The following days we were hitchhiking from one Tibetan village to the next, embracing this special culture and the cordiality of the Tibetan people. We camped at the stunning Yilhun Latso lake, situated in a beautiful remote location at 4000 m above sea level, counting shooting stars on a cloudless sky. We were just enjoying every single day.
Tibetan culture and traditions hanging by a thread
Traveling through the old Tibetan region in China made us experience an entirely different taste of the country. It showed us the diversity that this huge country has to offer. However, having travelled through China for almost 3 months, having talked to many people, locals and foreigners alike, and having researched about the countries latest history, we noticed that China doesn´t seem to celebrate its cultural diversity at all. To the contrary. Over the past decades, China seemed to have done everything in their power to bring the so-called minorities in line, or assimilate them, and settle countless Han Chinese to the Tibetan regions in the mid-west and the Uyghur region of Xinjiang in the far west and by that transforming the local population to a minority. Model example is Inner Mongolia, a province in northern China, where the Mongol minority has been assimilated over the past decades and their culture and traditions have largely been absorbed by an oppressive Chinese culture. Understandably, Tibetans and Uighurs fear the same will happen to them. (There´s more examples of other minorities in China, which we left out as we did not travel through those regions and therefore do not have first-hand experiences.)
The implications of Chinese politics will be subject of a different article. Only this much needs to be said. In China´s effort to diminish the significance of local cultures and traditions and therefore the country´s diversity, many people have lost their lives; many religious and cultural symbols have been destroyed and ethnic minorities experience governmental repression as well as a considerable disadvantage in the participation of everyday life.

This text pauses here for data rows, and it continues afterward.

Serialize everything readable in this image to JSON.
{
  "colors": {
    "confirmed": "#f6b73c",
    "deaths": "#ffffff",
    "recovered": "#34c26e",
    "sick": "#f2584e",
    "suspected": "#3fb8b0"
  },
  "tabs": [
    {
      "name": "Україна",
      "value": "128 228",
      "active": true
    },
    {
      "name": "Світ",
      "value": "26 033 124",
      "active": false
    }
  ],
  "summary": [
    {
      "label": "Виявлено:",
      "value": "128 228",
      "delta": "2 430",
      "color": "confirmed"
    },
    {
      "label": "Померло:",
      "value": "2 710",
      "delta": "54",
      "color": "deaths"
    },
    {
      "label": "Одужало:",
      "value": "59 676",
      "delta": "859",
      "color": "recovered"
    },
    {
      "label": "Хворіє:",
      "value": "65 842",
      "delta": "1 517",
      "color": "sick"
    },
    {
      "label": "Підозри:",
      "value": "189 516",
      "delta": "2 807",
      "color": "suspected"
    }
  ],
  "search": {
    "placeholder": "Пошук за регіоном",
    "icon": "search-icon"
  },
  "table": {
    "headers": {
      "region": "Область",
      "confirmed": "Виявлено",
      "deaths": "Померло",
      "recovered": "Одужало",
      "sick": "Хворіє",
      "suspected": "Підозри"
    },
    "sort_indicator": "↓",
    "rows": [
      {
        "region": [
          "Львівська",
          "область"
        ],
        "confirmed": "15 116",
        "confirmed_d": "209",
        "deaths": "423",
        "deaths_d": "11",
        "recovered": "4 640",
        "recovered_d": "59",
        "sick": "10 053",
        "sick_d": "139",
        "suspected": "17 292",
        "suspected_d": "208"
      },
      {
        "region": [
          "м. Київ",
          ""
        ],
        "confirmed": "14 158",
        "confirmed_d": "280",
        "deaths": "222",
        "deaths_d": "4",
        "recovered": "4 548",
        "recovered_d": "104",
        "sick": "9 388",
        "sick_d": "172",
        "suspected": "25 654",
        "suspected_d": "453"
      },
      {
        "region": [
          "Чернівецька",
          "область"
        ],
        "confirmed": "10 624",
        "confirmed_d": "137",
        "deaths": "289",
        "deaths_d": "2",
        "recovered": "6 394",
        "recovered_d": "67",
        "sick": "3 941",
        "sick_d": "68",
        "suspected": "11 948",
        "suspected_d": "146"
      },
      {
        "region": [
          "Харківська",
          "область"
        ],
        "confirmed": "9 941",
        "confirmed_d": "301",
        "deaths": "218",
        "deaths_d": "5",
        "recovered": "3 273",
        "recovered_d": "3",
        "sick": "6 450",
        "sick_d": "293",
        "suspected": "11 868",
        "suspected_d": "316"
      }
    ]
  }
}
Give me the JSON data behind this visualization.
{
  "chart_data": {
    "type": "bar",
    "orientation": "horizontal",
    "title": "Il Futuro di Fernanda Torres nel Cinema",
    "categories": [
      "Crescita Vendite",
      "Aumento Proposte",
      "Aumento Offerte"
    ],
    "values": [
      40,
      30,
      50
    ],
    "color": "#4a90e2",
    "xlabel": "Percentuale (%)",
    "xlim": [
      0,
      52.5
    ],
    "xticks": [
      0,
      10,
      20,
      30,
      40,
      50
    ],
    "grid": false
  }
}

We heard that travel restrictions in the old-Tibetan regions might soon be raised. And there´s a realistic chance that free individual travel will not be possible anymore in the near future. Why? Well, China doesn´t seem to be a fan of cultural diversity, and seems to tolerate it only to the extend to which absolute control is given and where just enough cultural diversity is left to exploit it for tourism. This might come across rough or even cynical, but we are talking about an authoritarian regime, which has learnt from its long history that in order to uphold power in such a big and diverse country, you need to be in control of the minority regions to prevent a possible rebellion that might endanger the ruling regime. This doesn´t justify the lines of action of the Chinese government towards the country´s minorities, but it might make it a little bit more comprehensible. That being said, we can only hope and wish for the Tibetan people that they have a chance to preserve and cultivate their traditions, rituals and not at least their values, despite China´s effort to wipe out just those.
For us, our trip through the old-Tibetan villages left a lasting impression and should we ever decide to visit China again, Old-Tibet would most certainly be the prime reason for our return. Hopefully we will be able to travel as freely then, as we were now – not for our sake but for the sake of the Tibetan people and the preservation of their rich culture and traditions.